How to read a GitHub repo as a non-technical founder.
An agency shows you their GitHub portfolio. You nod politely. You have no idea what you are looking at. This guide fixes that — no coding required.
Why GitHub is the best due diligence you can do.
A portfolio website is marketing. A GitHub repository is evidence. Every commit is timestamped and immutable. The history cannot be faked. When a developer or agency gives you a GitHub link, they are handing you a forensic record of how they actually work.
Most non-technical founders skip this step because they think it requires coding knowledge. It does not. What you are looking for are patterns — and patterns are readable by anyone.
The five things to look at immediately.
Click the "commits" number near the top of any repo. A healthy project has commits that are small, frequent, and have descriptive messages like "fix: handle null user on login" — not "wip" or "asdfgh" or 47 commits all pushed in one 3 AM burst. Sporadic huge pushes mean work happened somewhere else and was dumped in. That is not how professionals ship.
A README is the front door of a project. It should explain what the project does, how to set it up, and how to run it. Missing README or a README that just says "TODO" means the developer does not document their work. On a client project, that means you will have no handover, no explanation of decisions, and no way to onboard a second developer without starting from scratch.
The date of the most recent commit tells you whether the portfolio is maintained or abandoned.

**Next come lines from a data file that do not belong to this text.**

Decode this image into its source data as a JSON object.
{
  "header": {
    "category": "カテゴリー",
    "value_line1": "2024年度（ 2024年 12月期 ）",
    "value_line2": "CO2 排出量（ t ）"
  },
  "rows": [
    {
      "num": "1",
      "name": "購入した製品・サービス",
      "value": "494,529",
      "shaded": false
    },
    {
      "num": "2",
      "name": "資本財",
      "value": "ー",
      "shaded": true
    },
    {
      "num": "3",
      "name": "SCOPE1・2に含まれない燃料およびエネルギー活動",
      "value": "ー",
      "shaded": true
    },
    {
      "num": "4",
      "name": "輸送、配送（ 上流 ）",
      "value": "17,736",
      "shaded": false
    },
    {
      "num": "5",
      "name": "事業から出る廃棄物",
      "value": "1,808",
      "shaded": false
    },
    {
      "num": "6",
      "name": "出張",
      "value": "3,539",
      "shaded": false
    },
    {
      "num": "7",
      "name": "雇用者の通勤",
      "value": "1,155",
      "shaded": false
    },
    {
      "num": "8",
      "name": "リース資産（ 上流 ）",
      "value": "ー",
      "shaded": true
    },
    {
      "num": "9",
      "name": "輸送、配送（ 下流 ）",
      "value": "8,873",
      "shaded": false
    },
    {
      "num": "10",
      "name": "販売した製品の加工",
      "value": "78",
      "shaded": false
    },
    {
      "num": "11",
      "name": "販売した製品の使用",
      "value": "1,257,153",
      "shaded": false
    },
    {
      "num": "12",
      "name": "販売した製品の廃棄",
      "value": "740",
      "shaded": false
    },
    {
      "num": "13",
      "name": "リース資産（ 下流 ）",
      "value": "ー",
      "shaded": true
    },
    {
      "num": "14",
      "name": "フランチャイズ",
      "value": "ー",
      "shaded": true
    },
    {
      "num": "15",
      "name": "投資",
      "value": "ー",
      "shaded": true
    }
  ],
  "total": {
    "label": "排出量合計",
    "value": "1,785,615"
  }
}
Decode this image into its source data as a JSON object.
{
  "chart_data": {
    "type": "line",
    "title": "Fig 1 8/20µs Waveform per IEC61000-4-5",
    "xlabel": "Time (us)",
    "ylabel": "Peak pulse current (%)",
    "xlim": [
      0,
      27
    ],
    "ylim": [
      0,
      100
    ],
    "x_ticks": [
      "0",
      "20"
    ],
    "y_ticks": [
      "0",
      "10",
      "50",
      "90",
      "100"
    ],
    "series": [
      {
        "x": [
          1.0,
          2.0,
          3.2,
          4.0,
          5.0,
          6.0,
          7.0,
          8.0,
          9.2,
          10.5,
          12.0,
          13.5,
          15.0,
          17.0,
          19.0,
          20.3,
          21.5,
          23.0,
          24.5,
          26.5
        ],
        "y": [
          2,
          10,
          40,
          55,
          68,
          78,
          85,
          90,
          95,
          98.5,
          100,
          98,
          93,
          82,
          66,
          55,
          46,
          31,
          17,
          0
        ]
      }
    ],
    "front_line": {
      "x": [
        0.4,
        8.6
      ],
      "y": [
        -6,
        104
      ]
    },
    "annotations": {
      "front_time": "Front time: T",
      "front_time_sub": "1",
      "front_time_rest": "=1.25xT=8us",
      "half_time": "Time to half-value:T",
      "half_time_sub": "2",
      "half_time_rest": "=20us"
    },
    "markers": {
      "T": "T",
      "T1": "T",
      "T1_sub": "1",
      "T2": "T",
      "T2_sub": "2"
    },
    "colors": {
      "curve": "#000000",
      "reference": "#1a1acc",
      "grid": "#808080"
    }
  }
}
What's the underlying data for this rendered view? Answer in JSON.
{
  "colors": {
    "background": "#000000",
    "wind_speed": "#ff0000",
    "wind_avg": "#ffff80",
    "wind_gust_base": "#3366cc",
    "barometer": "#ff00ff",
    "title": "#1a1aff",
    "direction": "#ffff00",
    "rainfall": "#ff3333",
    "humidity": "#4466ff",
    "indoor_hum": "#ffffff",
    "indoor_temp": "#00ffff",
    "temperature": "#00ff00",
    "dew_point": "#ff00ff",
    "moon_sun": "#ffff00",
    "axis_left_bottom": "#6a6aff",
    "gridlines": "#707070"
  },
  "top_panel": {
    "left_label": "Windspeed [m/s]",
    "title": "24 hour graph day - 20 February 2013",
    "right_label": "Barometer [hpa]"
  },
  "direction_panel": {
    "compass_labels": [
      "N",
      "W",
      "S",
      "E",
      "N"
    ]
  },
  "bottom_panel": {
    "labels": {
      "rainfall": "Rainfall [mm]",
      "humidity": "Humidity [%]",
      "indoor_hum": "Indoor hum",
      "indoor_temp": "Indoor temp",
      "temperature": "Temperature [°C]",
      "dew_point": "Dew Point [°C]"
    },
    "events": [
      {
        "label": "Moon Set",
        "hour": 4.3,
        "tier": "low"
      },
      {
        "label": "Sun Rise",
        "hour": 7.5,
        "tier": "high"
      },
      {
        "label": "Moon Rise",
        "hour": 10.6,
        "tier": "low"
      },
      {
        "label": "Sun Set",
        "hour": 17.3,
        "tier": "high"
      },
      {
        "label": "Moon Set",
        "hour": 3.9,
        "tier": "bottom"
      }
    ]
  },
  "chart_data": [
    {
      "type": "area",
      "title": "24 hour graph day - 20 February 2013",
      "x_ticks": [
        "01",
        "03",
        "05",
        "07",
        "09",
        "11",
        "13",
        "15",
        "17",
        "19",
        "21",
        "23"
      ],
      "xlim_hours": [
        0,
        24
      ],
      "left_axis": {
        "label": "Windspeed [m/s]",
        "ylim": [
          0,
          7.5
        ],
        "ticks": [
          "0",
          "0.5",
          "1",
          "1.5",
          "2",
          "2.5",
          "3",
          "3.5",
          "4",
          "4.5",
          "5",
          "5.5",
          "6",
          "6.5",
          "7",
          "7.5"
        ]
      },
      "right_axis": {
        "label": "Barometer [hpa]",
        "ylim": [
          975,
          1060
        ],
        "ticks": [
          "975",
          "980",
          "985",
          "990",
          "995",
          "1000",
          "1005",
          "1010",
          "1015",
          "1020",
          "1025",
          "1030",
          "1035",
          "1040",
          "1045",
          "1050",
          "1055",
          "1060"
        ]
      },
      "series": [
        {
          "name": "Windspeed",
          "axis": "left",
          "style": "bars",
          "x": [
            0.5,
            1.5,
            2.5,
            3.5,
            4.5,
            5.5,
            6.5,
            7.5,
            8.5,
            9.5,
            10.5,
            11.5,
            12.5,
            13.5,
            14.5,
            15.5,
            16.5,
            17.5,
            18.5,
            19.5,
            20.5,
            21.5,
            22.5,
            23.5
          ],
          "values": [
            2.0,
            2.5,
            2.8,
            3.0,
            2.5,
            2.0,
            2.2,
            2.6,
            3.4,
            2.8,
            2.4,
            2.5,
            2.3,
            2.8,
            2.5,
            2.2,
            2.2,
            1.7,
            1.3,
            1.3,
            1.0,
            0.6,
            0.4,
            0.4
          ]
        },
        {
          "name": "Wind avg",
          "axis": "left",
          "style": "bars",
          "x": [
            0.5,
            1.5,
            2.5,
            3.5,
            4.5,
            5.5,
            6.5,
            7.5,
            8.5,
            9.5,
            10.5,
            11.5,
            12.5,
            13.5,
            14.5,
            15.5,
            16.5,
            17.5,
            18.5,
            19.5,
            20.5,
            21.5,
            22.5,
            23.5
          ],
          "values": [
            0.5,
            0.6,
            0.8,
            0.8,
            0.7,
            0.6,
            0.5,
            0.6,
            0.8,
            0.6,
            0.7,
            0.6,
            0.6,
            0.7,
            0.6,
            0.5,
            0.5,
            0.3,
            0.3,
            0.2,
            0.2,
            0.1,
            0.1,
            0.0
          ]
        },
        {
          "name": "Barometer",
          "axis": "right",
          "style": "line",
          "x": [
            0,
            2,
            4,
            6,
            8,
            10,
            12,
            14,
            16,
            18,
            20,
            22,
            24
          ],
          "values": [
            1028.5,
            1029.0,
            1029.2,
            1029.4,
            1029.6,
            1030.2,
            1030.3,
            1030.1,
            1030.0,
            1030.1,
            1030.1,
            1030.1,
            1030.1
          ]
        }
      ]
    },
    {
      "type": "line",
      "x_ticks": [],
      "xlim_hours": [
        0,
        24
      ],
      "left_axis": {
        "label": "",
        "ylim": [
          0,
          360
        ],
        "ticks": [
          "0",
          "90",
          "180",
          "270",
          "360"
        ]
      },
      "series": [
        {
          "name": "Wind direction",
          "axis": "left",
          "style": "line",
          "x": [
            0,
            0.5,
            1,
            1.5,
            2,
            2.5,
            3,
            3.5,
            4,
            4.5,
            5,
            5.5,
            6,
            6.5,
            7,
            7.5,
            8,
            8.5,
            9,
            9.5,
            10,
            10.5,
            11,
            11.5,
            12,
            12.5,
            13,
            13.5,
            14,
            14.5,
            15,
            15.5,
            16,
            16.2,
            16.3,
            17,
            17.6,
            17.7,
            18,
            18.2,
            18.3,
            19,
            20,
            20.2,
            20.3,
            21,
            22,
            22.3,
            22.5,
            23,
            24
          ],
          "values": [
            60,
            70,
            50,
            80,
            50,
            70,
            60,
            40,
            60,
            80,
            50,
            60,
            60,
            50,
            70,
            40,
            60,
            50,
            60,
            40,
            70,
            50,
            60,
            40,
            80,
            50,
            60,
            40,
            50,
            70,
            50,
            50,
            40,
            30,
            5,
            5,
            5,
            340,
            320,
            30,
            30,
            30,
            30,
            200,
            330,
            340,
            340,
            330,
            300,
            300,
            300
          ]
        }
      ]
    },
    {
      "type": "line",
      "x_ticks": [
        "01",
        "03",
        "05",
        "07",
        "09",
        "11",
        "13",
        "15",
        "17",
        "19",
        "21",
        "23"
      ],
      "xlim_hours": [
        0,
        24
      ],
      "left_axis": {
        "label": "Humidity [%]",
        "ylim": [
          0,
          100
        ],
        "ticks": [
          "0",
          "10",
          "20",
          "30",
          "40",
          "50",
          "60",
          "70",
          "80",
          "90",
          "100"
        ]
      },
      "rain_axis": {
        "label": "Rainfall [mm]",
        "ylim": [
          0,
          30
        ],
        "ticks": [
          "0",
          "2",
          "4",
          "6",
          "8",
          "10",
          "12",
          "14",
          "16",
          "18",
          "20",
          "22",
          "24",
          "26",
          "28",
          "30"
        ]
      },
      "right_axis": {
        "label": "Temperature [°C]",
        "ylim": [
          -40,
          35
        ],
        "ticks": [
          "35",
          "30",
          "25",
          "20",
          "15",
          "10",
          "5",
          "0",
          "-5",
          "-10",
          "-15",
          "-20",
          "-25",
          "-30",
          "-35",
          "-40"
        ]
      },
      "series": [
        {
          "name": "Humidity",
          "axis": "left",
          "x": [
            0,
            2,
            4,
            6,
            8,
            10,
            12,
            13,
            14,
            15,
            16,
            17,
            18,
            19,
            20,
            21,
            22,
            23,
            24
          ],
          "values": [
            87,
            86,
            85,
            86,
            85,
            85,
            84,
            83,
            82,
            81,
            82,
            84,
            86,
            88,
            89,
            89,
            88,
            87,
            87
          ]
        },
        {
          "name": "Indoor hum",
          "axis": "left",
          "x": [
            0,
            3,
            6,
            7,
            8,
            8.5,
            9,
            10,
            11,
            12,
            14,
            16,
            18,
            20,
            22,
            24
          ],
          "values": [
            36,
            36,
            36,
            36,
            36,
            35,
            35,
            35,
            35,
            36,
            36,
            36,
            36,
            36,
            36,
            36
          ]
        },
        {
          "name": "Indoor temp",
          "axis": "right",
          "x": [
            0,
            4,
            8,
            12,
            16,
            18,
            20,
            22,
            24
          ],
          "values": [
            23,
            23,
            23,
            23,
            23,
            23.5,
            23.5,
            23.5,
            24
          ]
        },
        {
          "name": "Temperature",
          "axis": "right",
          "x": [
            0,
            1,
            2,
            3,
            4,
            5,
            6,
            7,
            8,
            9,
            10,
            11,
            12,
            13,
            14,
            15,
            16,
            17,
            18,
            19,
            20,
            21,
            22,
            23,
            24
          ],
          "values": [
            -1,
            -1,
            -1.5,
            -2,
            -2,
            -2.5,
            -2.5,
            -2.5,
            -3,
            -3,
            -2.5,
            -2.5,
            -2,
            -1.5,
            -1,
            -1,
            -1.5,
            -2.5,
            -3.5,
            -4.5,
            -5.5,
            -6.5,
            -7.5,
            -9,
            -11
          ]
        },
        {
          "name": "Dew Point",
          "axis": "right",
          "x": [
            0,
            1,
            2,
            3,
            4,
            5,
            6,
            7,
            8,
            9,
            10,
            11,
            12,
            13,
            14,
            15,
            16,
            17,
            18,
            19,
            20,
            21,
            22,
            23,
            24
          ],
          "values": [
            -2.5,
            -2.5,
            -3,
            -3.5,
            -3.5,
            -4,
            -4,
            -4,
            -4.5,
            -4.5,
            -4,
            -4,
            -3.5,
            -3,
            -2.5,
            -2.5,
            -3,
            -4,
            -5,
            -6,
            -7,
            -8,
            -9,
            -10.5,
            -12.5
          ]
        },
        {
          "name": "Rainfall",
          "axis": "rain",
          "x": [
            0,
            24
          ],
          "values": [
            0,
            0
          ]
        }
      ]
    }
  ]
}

A repo last touched in 2019 that is being shown to you in 2026 is not evidence of capability — it is evidence of a developer who has not worked on a public project in seven years. Healthy developers stay active. Look for repos updated in the last 12 months.
Click the "Issues" and "Pull requests" tabs. Open issues with no comments or responses signal a developer who ignores problems. Closed pull requests show how they collaborate — do they review each other's code? Do they leave explanatory comments? A solo developer with zero PRs is not using best practices. For an agency, no PRs means no code review culture.
You do not need to read the code. Look at how it is organised. Are files named clearly? Is there a logical folder structure (src, tests, docs)? Or is everything dumped in the root folder with names like "final_v3_REAL.js"? Organisation signals professionalism. A messy repo is a messy developer.
Red flags in plain language.
Work happened elsewhere and was bulk-dumped. They are hiding the actual process.
No discipline. On your project, bugs will be unfindable in history.
Nothing is tested. Works on their machine. Breaks in production.
Basic hygiene missing. Secrets may have been accidentally committed.
Either fake portfolio or one person doing everything. Neither is good.
Cannot verify anything they claim. Acceptable if they show you private repos directly.
What good looks like.
A GitHub profile worth trusting has: regular commits spread over weeks and months, descriptive commit messages that read like a changelog, a README on every project, open-source contributions to other projects (a sign they engage with the broader community), and clear evidence of collaboration through pull requests and code reviews.
You are not trying to understand the code. You are trying to understand the habits. Habits do not change project-to-project. A developer who writes sloppy commits in their open-source work will write sloppy commits on your codebase.
“Can you walk me through a recent commit in this repo and explain why you made that decision?” A strong developer will light up. A developer who copied from Stack Overflow will not know what to say.